Though synthetic oxytocin, which goes by the brand name Pitocin, can be given intravenously to induce labor or speed it up, and to prevent postpartum bleeding, the researchers focused specifically on instances in which the hormone was used to help labor along. That was the case for 26 percent of the 546,146 women in the study, all of whom went into labor spontaneously.

The new findings run counter to several previous investigations that found a link between Pitocin and ADHD -- both positive and negative. A small study published in 2011 found double the risk of ADHD in 88 children who were exposed to oxytocin to induce or augment childbirth as compared to 84 control subjects, the authors of the new paper noted. A 2013 study, on the other hand, found lower risk of ADHD among girls -- not boys -- whose deliveries were augmented with oxytocin.

The latest study, in contrast, found no link whatsoever -- though Juhl called for continued investigation.

"We need to conduct studies with better and more detailed data on oxytocin-infusion during delivery [which consider] dosage, administration, amount [and] duration, and studies with a specific focus on oxytocin for induction of labor," she said.

Juhl also said that there are always risks when extrapolating findings from one population to another, so an American audience should bear that in mind.

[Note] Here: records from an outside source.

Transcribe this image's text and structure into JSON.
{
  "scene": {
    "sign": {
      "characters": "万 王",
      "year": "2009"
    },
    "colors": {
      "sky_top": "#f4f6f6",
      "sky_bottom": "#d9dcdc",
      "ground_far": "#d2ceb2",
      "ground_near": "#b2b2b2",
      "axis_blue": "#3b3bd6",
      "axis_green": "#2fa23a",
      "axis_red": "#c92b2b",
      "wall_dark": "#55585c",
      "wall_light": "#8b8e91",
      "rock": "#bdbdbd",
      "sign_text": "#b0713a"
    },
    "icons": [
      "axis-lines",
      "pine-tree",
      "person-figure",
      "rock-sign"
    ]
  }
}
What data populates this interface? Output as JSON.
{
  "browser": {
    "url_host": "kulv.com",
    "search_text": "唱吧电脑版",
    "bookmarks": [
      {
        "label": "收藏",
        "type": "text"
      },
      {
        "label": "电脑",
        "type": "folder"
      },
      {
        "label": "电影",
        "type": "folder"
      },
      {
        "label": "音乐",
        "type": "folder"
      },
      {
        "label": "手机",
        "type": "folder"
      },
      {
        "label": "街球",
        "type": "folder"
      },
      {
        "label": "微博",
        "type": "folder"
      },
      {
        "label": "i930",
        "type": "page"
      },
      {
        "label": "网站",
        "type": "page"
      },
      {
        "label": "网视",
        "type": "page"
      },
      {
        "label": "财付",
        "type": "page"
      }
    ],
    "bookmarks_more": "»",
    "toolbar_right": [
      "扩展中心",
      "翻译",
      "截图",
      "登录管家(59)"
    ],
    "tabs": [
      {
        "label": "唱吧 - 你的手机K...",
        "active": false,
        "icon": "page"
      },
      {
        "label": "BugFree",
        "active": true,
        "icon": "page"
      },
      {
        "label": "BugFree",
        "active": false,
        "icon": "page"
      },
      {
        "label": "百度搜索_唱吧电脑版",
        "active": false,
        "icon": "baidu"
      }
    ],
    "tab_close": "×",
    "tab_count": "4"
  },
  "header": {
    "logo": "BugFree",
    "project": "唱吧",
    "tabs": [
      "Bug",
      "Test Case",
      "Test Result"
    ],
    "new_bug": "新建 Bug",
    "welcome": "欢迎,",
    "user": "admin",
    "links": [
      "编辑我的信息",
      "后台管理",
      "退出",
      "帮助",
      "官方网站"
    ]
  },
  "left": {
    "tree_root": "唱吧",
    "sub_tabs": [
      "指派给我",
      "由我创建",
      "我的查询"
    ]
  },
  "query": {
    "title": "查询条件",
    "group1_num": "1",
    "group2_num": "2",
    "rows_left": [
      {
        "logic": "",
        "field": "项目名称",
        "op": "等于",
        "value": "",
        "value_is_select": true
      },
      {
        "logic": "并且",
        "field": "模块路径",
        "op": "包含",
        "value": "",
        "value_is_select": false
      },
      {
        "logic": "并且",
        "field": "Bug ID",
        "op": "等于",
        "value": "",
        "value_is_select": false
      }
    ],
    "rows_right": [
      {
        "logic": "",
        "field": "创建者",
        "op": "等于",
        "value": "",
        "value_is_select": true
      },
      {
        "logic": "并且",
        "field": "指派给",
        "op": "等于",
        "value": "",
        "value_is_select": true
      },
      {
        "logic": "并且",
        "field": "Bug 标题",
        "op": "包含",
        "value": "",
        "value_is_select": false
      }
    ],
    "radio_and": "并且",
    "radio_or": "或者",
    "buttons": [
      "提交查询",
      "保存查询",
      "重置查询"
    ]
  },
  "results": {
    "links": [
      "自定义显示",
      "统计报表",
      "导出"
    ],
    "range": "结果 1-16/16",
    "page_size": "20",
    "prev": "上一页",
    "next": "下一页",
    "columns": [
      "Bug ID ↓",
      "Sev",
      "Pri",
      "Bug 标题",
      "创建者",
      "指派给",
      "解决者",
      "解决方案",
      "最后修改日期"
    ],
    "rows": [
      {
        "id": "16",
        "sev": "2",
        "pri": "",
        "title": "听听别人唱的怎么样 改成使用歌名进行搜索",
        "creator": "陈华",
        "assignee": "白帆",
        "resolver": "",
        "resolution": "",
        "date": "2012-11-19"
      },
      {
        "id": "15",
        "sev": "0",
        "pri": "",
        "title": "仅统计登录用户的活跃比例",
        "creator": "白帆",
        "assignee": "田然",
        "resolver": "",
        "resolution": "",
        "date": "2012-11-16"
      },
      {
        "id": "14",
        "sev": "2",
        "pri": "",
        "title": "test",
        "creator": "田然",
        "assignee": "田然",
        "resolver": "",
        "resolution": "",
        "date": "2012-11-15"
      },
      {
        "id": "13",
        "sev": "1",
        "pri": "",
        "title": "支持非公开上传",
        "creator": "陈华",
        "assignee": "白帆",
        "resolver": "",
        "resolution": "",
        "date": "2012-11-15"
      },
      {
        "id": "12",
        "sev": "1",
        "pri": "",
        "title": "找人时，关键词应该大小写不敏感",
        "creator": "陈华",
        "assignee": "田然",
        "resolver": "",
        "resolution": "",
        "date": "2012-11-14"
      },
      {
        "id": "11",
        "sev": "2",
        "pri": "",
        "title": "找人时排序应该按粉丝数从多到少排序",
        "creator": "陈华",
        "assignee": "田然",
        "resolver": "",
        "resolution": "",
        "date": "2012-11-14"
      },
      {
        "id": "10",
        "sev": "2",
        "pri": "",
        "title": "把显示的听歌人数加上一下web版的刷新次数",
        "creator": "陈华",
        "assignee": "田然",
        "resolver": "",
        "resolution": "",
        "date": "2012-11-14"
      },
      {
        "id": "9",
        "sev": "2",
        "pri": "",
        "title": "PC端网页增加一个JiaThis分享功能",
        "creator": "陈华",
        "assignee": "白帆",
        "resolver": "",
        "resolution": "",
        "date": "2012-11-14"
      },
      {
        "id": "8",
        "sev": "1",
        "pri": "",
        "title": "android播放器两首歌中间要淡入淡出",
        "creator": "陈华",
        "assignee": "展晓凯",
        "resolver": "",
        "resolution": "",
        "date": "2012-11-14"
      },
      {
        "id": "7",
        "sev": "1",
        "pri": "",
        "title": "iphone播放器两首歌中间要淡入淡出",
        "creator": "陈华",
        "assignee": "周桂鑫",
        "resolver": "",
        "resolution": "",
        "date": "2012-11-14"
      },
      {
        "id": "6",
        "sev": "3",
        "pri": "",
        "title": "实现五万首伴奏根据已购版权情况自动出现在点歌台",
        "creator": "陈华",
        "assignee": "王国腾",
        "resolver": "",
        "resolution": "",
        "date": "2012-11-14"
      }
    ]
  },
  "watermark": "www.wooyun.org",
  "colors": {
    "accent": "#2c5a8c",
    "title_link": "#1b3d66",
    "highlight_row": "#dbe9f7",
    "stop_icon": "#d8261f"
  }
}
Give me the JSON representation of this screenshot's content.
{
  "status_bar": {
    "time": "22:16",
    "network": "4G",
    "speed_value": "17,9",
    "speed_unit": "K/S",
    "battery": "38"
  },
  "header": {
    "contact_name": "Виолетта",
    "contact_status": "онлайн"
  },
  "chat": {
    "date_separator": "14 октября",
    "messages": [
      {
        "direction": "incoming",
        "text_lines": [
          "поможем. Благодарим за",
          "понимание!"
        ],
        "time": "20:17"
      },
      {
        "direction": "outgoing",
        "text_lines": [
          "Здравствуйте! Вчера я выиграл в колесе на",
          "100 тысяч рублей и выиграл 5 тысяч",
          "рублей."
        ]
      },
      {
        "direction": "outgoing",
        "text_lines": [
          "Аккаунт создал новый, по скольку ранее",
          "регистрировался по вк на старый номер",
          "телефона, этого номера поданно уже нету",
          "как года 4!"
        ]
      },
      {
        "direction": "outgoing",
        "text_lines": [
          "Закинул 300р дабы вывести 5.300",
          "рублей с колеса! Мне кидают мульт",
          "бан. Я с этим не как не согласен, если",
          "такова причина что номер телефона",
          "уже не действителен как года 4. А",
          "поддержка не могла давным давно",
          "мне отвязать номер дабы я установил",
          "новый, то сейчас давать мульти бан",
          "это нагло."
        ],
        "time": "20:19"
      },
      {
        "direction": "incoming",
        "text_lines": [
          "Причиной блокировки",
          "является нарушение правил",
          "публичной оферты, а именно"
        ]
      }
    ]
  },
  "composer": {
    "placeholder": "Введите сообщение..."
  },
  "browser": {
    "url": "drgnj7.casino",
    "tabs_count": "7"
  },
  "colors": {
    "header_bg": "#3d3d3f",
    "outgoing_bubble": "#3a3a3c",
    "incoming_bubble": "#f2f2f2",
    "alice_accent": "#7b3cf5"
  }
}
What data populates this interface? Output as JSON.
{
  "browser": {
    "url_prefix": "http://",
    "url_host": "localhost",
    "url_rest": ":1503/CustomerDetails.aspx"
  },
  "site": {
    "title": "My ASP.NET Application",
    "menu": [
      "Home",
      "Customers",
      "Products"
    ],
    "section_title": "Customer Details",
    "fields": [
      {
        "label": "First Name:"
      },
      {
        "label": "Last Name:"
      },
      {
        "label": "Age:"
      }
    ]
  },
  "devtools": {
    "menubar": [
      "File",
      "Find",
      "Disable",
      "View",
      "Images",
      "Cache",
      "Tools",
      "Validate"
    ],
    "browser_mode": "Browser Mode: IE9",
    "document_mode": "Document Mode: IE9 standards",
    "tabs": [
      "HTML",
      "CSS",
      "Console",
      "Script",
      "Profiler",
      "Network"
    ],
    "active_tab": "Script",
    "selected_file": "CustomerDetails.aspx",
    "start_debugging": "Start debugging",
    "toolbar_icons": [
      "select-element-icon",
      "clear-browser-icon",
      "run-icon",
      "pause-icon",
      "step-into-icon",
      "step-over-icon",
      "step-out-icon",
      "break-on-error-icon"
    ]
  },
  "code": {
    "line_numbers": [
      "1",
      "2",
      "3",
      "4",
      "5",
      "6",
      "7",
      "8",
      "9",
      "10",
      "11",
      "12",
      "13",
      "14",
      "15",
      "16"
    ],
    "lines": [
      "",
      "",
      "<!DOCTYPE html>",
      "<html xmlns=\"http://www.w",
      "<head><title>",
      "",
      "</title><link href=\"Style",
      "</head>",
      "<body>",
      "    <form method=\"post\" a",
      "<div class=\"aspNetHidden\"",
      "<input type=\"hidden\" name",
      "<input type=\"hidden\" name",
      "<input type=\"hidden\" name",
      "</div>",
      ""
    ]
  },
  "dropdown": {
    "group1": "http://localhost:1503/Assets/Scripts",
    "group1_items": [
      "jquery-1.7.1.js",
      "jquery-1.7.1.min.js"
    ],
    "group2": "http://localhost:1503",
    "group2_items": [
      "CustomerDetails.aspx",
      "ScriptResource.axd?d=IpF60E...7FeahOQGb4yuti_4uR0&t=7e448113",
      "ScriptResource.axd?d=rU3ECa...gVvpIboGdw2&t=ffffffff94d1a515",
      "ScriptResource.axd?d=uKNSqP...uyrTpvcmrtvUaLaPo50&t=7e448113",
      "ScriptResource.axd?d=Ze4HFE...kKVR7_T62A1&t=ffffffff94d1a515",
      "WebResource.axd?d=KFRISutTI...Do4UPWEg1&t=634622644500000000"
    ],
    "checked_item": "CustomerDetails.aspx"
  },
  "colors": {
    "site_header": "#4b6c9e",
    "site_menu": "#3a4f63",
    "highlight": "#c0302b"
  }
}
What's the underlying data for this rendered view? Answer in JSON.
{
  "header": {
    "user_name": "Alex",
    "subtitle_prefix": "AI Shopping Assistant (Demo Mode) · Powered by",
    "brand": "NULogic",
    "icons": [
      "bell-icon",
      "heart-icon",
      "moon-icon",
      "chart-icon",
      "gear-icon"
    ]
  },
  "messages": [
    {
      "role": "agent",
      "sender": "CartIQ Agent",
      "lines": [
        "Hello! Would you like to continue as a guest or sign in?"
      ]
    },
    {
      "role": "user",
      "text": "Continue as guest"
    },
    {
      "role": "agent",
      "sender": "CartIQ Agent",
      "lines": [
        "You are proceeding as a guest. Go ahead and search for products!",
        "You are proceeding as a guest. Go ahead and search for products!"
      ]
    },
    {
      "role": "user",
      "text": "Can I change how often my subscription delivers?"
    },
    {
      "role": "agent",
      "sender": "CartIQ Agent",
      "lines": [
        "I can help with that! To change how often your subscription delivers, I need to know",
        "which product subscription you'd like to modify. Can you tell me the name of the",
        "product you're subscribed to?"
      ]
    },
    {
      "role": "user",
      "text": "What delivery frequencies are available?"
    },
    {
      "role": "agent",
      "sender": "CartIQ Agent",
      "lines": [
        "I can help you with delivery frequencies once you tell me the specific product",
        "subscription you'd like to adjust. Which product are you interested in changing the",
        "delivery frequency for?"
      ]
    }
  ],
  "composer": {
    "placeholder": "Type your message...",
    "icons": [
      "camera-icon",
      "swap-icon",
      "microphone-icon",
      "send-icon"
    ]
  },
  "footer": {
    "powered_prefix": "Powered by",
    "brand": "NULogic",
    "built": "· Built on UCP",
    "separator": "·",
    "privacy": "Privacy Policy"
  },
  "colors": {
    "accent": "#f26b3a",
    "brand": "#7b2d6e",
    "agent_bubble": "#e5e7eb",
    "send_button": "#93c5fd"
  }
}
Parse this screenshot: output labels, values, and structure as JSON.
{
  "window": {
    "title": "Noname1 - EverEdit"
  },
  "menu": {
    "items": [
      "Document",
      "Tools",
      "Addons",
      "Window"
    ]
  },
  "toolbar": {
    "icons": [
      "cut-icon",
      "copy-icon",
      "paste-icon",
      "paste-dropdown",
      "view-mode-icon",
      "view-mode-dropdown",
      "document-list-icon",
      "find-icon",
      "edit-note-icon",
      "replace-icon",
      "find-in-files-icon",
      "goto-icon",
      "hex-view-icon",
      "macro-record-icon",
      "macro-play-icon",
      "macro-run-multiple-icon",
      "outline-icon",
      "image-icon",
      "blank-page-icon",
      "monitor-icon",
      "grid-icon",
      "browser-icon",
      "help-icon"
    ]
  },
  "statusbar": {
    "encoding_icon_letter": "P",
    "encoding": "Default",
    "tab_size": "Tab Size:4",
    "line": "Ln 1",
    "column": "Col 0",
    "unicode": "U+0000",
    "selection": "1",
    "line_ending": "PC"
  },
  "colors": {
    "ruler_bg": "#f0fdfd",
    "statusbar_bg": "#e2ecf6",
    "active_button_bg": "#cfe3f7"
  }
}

According to some estimates, oxytocin is used in more than 50 percent of births in the United States.

Overall, however, the new findings add to a growing body of literature that should allay concerns over a connection between oxytocin use during labor and developmental disorders, including autism. In 2014, the American College of Obstetricians and Gynecologists said there was no link between labor induction and augmentation with Pitocin and autism spectrum disorders.